Me dio una palmada en el hombro. Había velas sobre la mesa. Todos los oficiales estaban muy alegres.

—Buenas noches, caballeros —dije.

Rinaldi salió conmigo. Nos paramos en la puerta y me recomendó:

—Sería mejor que no fueras, ebrio como estás.

—No estoy borracho, te lo aseguro.

—Tendrías que masticar algunos granos de café.

—¡Bah!

—Voy a buscártelos, bebé. Quédate aquí y paséate. Volvió con un puñado de café tostado. —Mastícalo, nene, y vete con Dios.

—Baco —rectifiqué.

—Voy a acompañarte.

—Me encuentro muy bien.

Fuimos juntos a la ciudad. Yo masticaba el café.

Cuando estuvimos frente a la reja del hospital británico, junto al camino que conducía a él, Rinaldi se despidió.

—Buenas noches —dije—. ¿Por qué no entras? Movió la cabeza.

—No —contestó—. Prefiero los placeres más sencillos.

—Gracias por el café.

—De nada, nene, de nada.

Caminé por el sendero a ambos lados de él, los cipreses elevaban su perfil claro y agudo. Me volví y vi a Rinaldi que me vigilaba. Le saludé con la mano.

Me senté en el vestíbulo mientras esperaba a Catherine. Alguien venía por el corredor. Me levanté, pero no era Catherine Era miss Ferguson.
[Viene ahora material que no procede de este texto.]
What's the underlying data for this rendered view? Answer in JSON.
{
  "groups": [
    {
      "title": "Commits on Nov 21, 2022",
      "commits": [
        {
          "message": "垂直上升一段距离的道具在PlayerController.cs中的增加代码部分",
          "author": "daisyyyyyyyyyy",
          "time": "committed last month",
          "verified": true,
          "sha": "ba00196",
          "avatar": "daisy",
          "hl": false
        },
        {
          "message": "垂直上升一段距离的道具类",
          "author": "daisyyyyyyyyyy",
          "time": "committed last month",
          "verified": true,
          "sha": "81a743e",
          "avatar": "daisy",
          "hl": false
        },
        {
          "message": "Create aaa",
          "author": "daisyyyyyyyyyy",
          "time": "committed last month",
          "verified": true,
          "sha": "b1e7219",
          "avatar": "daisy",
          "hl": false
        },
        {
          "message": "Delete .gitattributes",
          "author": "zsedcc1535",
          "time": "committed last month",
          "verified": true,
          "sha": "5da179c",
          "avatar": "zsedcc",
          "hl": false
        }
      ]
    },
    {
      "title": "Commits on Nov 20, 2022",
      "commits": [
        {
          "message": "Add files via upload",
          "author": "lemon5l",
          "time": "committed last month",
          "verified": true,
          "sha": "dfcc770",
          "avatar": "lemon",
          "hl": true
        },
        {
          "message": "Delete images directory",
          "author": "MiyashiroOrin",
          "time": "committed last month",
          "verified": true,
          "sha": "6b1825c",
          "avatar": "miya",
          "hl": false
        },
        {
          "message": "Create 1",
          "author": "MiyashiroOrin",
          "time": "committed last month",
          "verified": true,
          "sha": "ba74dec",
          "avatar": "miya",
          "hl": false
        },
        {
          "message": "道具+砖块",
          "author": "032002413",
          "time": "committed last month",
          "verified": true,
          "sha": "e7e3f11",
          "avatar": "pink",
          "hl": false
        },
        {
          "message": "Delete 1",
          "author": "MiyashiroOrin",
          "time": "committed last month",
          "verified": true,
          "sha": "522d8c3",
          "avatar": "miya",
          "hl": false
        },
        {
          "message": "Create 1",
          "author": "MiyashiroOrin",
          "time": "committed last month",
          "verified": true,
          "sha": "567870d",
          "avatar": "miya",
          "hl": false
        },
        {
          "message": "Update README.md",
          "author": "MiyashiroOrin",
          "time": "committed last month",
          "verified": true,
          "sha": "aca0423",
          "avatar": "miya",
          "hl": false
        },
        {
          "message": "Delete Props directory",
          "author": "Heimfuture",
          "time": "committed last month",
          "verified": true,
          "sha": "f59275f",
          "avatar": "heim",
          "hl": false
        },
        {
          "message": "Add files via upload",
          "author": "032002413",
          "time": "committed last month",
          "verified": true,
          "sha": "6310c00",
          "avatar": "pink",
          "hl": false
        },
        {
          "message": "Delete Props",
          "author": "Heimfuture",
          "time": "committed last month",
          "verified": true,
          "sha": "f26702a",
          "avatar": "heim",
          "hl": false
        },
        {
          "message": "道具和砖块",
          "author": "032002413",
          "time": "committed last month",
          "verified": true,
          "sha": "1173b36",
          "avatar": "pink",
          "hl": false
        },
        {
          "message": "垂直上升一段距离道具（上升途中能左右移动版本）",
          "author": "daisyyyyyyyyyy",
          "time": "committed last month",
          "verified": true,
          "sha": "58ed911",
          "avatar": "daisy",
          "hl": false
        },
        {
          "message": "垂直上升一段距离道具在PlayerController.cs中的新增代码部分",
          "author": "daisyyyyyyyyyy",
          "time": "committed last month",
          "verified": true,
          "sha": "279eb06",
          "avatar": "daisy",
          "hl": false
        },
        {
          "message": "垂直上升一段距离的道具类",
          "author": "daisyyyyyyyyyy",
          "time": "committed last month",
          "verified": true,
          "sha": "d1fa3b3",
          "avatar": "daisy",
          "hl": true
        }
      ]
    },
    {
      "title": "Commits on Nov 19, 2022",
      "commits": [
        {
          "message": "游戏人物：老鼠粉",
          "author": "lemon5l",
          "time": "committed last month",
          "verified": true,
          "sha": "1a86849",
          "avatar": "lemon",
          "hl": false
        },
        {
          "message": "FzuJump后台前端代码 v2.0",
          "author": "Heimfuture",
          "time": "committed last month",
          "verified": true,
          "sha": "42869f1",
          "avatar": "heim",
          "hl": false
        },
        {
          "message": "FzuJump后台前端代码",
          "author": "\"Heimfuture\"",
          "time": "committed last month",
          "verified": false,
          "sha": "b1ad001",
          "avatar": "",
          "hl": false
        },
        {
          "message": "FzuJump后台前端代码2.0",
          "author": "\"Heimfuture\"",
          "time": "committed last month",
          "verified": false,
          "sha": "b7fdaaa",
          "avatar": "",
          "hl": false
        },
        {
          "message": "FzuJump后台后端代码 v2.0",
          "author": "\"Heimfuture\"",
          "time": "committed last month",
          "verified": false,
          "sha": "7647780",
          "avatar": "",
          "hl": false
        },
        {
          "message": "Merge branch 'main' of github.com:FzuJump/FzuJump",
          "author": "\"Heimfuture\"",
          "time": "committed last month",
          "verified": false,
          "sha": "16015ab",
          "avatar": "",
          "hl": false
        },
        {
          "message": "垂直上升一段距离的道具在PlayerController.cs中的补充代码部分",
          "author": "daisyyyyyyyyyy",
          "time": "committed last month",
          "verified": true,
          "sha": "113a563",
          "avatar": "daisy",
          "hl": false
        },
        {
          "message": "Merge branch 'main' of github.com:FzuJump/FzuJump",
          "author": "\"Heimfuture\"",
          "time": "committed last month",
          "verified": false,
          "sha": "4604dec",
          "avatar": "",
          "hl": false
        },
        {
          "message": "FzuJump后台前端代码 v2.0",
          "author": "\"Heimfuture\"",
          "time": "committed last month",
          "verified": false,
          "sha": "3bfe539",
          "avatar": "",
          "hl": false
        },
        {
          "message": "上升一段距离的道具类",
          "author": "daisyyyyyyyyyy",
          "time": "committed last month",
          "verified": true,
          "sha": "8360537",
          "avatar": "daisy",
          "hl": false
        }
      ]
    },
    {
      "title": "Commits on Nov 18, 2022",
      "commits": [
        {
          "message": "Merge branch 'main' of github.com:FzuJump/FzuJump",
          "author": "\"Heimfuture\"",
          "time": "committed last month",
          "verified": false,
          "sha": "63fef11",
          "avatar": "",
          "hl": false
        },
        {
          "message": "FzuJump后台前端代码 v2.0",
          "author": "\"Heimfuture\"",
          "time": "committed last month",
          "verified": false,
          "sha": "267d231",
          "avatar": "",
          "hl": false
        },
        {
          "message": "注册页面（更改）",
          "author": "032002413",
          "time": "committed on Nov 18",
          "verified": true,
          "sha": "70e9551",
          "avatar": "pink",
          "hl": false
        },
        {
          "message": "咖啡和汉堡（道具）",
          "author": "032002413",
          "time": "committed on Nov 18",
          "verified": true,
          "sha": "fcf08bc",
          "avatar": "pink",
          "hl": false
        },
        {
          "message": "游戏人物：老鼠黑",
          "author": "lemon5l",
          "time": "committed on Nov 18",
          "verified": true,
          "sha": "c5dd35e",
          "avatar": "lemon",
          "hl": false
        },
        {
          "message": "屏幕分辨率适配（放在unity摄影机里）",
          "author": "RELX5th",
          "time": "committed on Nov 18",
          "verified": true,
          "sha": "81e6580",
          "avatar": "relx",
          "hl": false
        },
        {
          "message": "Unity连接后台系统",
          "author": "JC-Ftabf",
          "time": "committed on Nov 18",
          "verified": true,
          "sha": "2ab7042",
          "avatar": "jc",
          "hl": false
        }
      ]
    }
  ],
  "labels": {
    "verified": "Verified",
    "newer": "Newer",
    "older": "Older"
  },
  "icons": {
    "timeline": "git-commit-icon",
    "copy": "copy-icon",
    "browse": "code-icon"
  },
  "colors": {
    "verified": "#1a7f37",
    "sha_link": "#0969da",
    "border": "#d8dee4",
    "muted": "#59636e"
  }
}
—Hola —dijo—. Catherine me ha encargado decirle que lo siente mucho, pero que no puede verle esta noche.

—¡Oh, estoy desolado! Espero que no esté enferma.

—No está muy bien.

—¿Quiere decirle cuánto lo siento?

—Si, naturalmente.

—¿Cree que puedo probar de verla mañana?

—Sí, creo que si.

—Muchas gracias —dije—. Hasta la vista.

Salí, y de repente me entró una sensación de vacío y soledad. Había tomado la cita con Catherine muy a la ligera. Me había embriagado y casi había olvidado la cita, y ahora no podía verla, y me sentía solo y abandonado.